A tough year for flu

This week, the percentage of U.S.outpatient visits for influenzalike illness reached the third highest level in the past 15 years.

J. You/Science

Australia, which already went through a flu season with an H3N2 variant similar to the one now in the United States, found that the vaccine was only 10% effective against that subtype. Last week, a small study that looked at interim data from this flu season in Canada pegged the H3N2 effectiveness at 17%. Schuchat said CDC is working on its own interim analysis of vaccine effectiveness for this flu season, but she urged people to get a flu shot regardless, as it can reduce the severity of illness even when it fails to prevent disease.

Underscoring the importance of vaccination, Schuchat noted that 53 children have died of flu this season, and only 20% of those children had received the vaccine. “This season is a sober reminder of why flu is one of the biggest public health challenges,” Schuchat said.

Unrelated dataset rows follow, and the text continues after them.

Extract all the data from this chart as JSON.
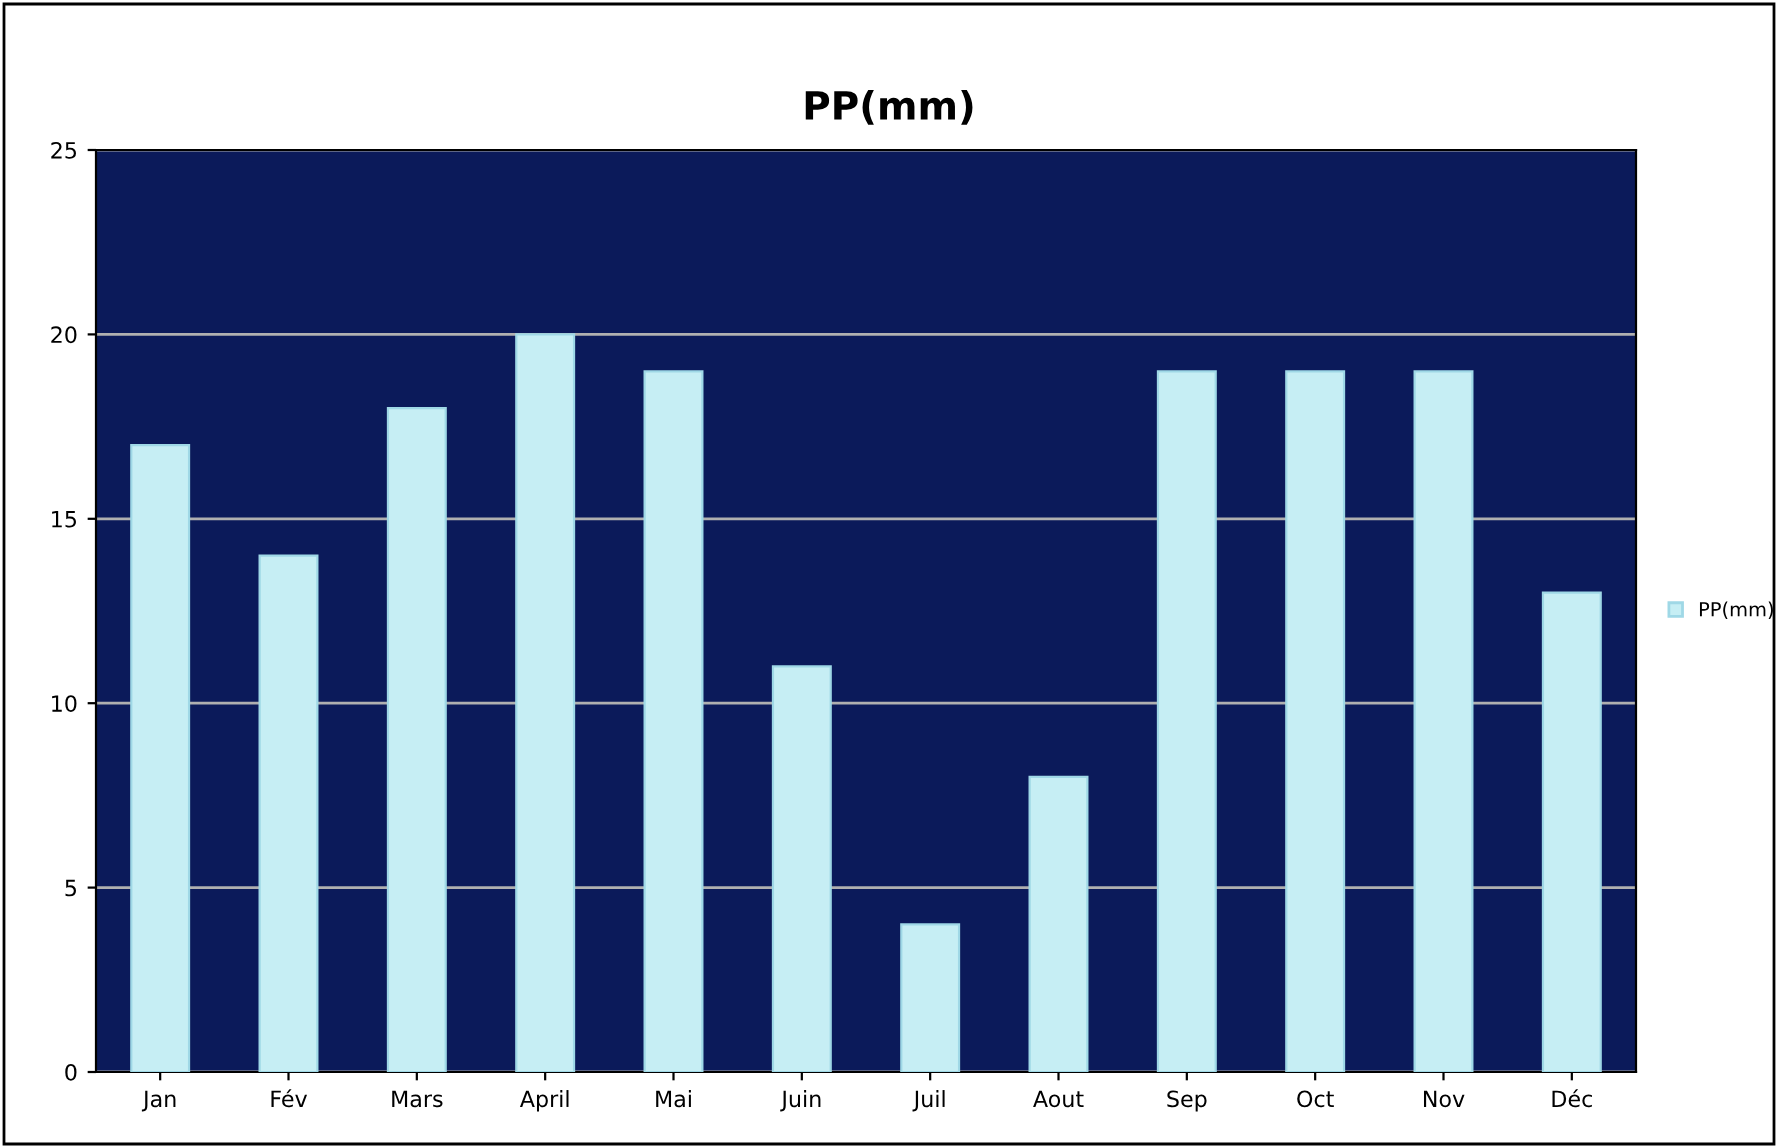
{
  "chart_data": {
    "type": "bar",
    "title": "PP(mm)",
    "categories": [
      "Jan",
      "Fév",
      "Mars",
      "April",
      "Mai",
      "Juin",
      "Juil",
      "Aout",
      "Sep",
      "Oct",
      "Nov",
      "Déc"
    ],
    "series": [
      {
        "name": "PP(mm)",
        "color": "#c6eef4",
        "values": [
          17,
          14,
          18,
          20,
          19,
          11,
          4,
          8,
          19,
          19,
          19,
          13
        ]
      }
    ],
    "ylim": [
      0,
      25
    ],
    "yticks": [
      0,
      5,
      10,
      15,
      20,
      25
    ],
    "grid": "y",
    "legend": "right"
  }
}
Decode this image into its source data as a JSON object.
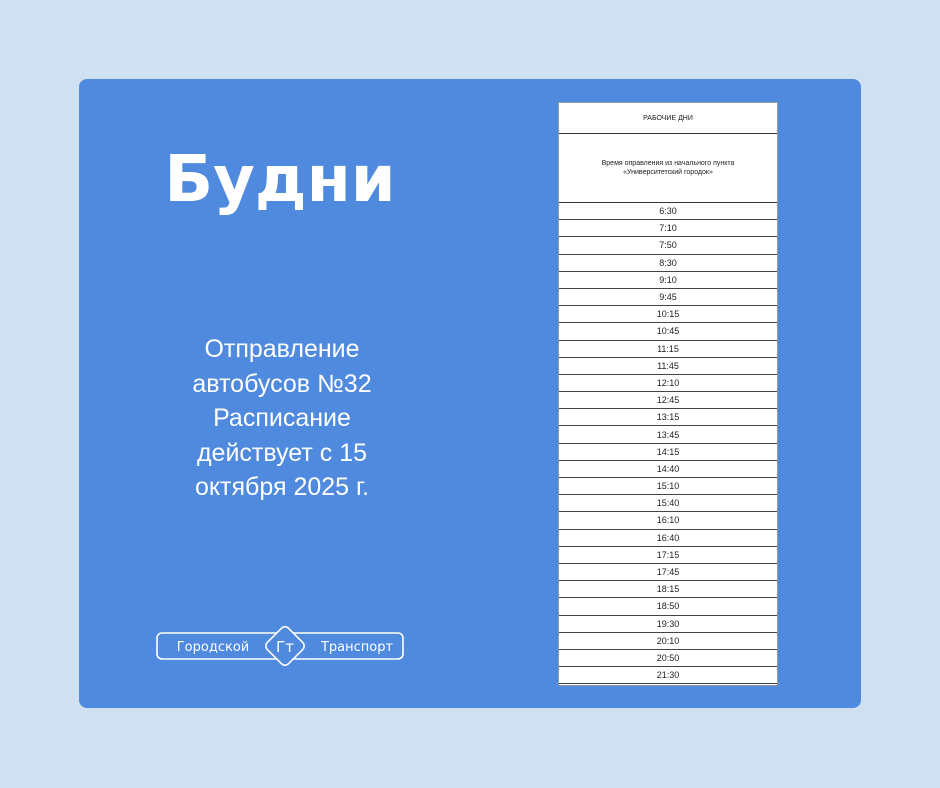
{
  "colors": {
    "background": "#cfe0f0",
    "card": "#4f8ade",
    "text": "#ffffff"
  },
  "title": "Будни",
  "description": [
    "Отправление",
    "автобусов №32",
    "Расписание",
    "действует с 15",
    "октября 2025 г."
  ],
  "logo": {
    "left_text": "Городской",
    "mark": "Гт",
    "right_text": "Транспорт"
  },
  "schedule": {
    "header": "РАБОЧИЕ ДНИ",
    "subheader_line1": "Время оправления из начального пункта",
    "subheader_line2": "«Университетский городок»",
    "times": [
      "6:30",
      "7:10",
      "7:50",
      "8:30",
      "9:10",
      "9:45",
      "10:15",
      "10:45",
      "11:15",
      "11:45",
      "12:10",
      "12:45",
      "13:15",
      "13:45",
      "14:15",
      "14:40",
      "15:10",
      "15:40",
      "16:10",
      "16:40",
      "17:15",
      "17:45",
      "18:15",
      "18:50",
      "19:30",
      "20:10",
      "20:50",
      "21:30"
    ]
  }
}
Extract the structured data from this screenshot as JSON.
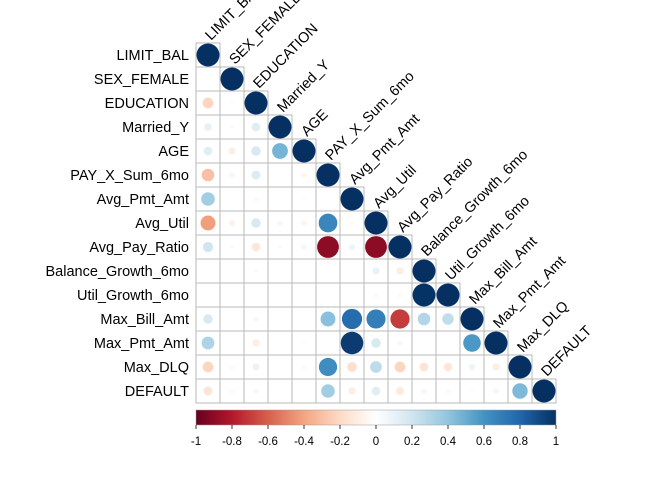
{
  "chart_data": {
    "type": "heatmap",
    "subtype": "correlation-lower-triangle-circles",
    "variables": [
      "LIMIT_BAL",
      "SEX_FEMALE",
      "EDUCATION",
      "Married_Y",
      "AGE",
      "PAY_X_Sum_6mo",
      "Avg_Pmt_Amt",
      "Avg_Util",
      "Avg_Pay_Ratio",
      "Balance_Growth_6mo",
      "Util_Growth_6mo",
      "Max_Bill_Amt",
      "Max_Pmt_Amt",
      "Max_DLQ",
      "DEFAULT"
    ],
    "matrix": [
      [
        1
      ],
      [
        0.02,
        1
      ],
      [
        -0.22,
        0.02,
        1
      ],
      [
        0.11,
        0.03,
        0.14,
        1
      ],
      [
        0.14,
        -0.09,
        0.17,
        0.47,
        1
      ],
      [
        -0.3,
        -0.06,
        0.15,
        0.01,
        -0.05,
        1
      ],
      [
        0.35,
        0.01,
        -0.04,
        -0.01,
        0.02,
        0.01,
        1
      ],
      [
        -0.42,
        -0.07,
        0.17,
        -0.05,
        -0.06,
        0.66,
        -0.03,
        1
      ],
      [
        0.2,
        0.03,
        -0.14,
        0.03,
        0.06,
        -0.9,
        0.08,
        -0.9,
        1
      ],
      [
        0.0,
        0.0,
        0.03,
        0.0,
        0.0,
        -0.01,
        0.0,
        0.1,
        -0.1,
        1
      ],
      [
        0.0,
        0.0,
        0.0,
        0.0,
        0.0,
        0.01,
        0.0,
        0.04,
        -0.04,
        0.99,
        1
      ],
      [
        0.17,
        0.0,
        0.05,
        0.0,
        0.0,
        0.42,
        0.77,
        0.69,
        -0.7,
        0.3,
        0.25,
        1
      ],
      [
        0.31,
        0.01,
        -0.1,
        0.0,
        0.02,
        0.0,
        0.96,
        0.17,
        0.05,
        0.0,
        0.0,
        0.58,
        1
      ],
      [
        -0.22,
        -0.04,
        0.09,
        0.0,
        -0.04,
        0.63,
        -0.18,
        0.26,
        -0.22,
        -0.15,
        -0.14,
        0.08,
        -0.1,
        1
      ],
      [
        -0.15,
        -0.04,
        0.05,
        0.0,
        0.01,
        0.35,
        -0.1,
        0.14,
        -0.12,
        -0.05,
        -0.04,
        0.02,
        -0.06,
        0.45,
        1
      ]
    ],
    "colorbar": {
      "min": -1,
      "max": 1,
      "ticks": [
        "-1",
        "-0.8",
        "-0.6",
        "-0.4",
        "-0.2",
        "0",
        "0.2",
        "0.4",
        "0.6",
        "0.8",
        "1"
      ]
    },
    "palette": [
      "#67001f",
      "#b2182b",
      "#d6604d",
      "#f4a582",
      "#fddbc7",
      "#ffffff",
      "#d1e5f0",
      "#92c5de",
      "#4393c3",
      "#2166ac",
      "#053061"
    ]
  }
}
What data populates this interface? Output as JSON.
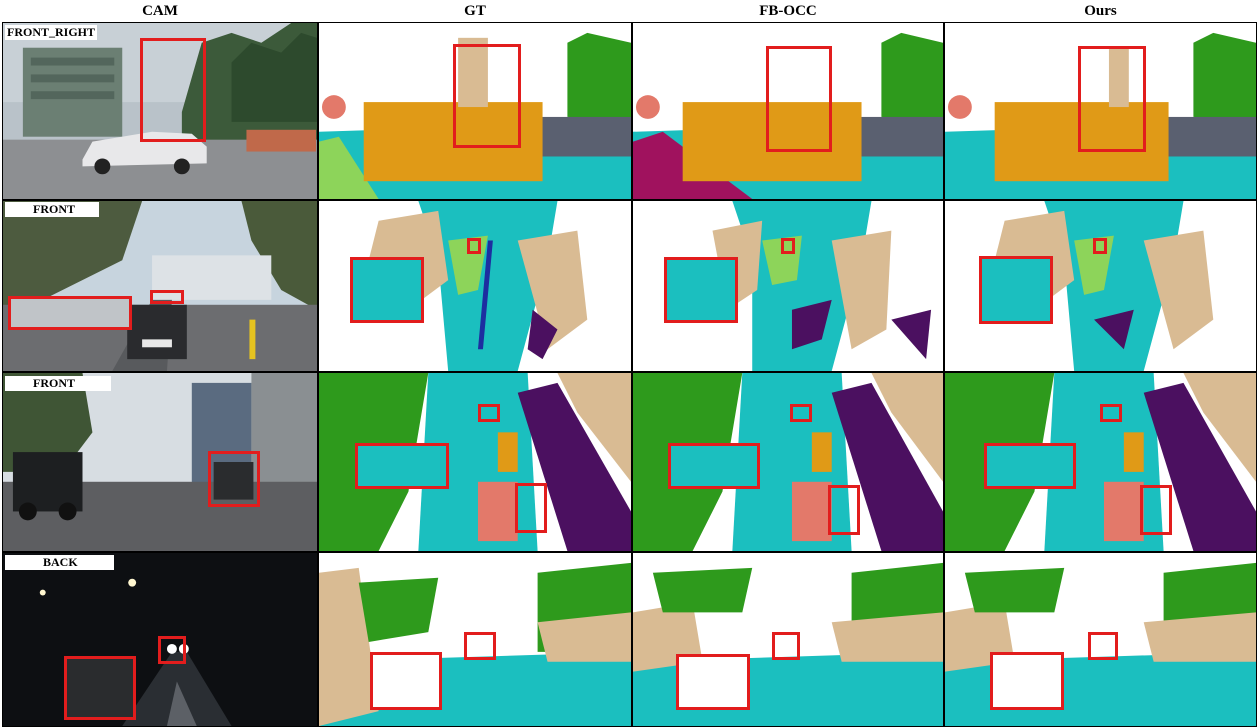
{
  "columns": [
    "CAM",
    "GT",
    "FB-OCC",
    "Ours"
  ],
  "rows": [
    {
      "label": "FRONT_RIGHT"
    },
    {
      "label": "FRONT"
    },
    {
      "label": "FRONT"
    },
    {
      "label": "BACK"
    }
  ],
  "colors": {
    "highlight_box": "#e21d1d",
    "vegetation": "#2e9a1c",
    "road": "#1bbfbf",
    "sidewalk": "#4b1060",
    "vehicle": "#e09a17",
    "manmade": "#d9bb93",
    "pedestrian": "#e3796a",
    "terrain": "#8dd45a",
    "barrier": "#5a6070"
  }
}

The last time outpatient visits for ILI exceeded last week’s percentage was in 2009–10, when a novel “pandemic” H1N1 subtype drove ILI visits to a peak of 7.7%. The last nonpandemic season that had a higher peak was 2003–04, when H3N2 also spread and visits reached 7.6%. As before, this year people over 65 years old are the most likely to go to hospital.

Schuchat noted that flu seasons sometimes last much less than 20 weeks, and the spread may already be abating on the West Coast. “Things could level out and we might not have as bad a year as 2014–15, but as of this week it was pretty bad news,” she said.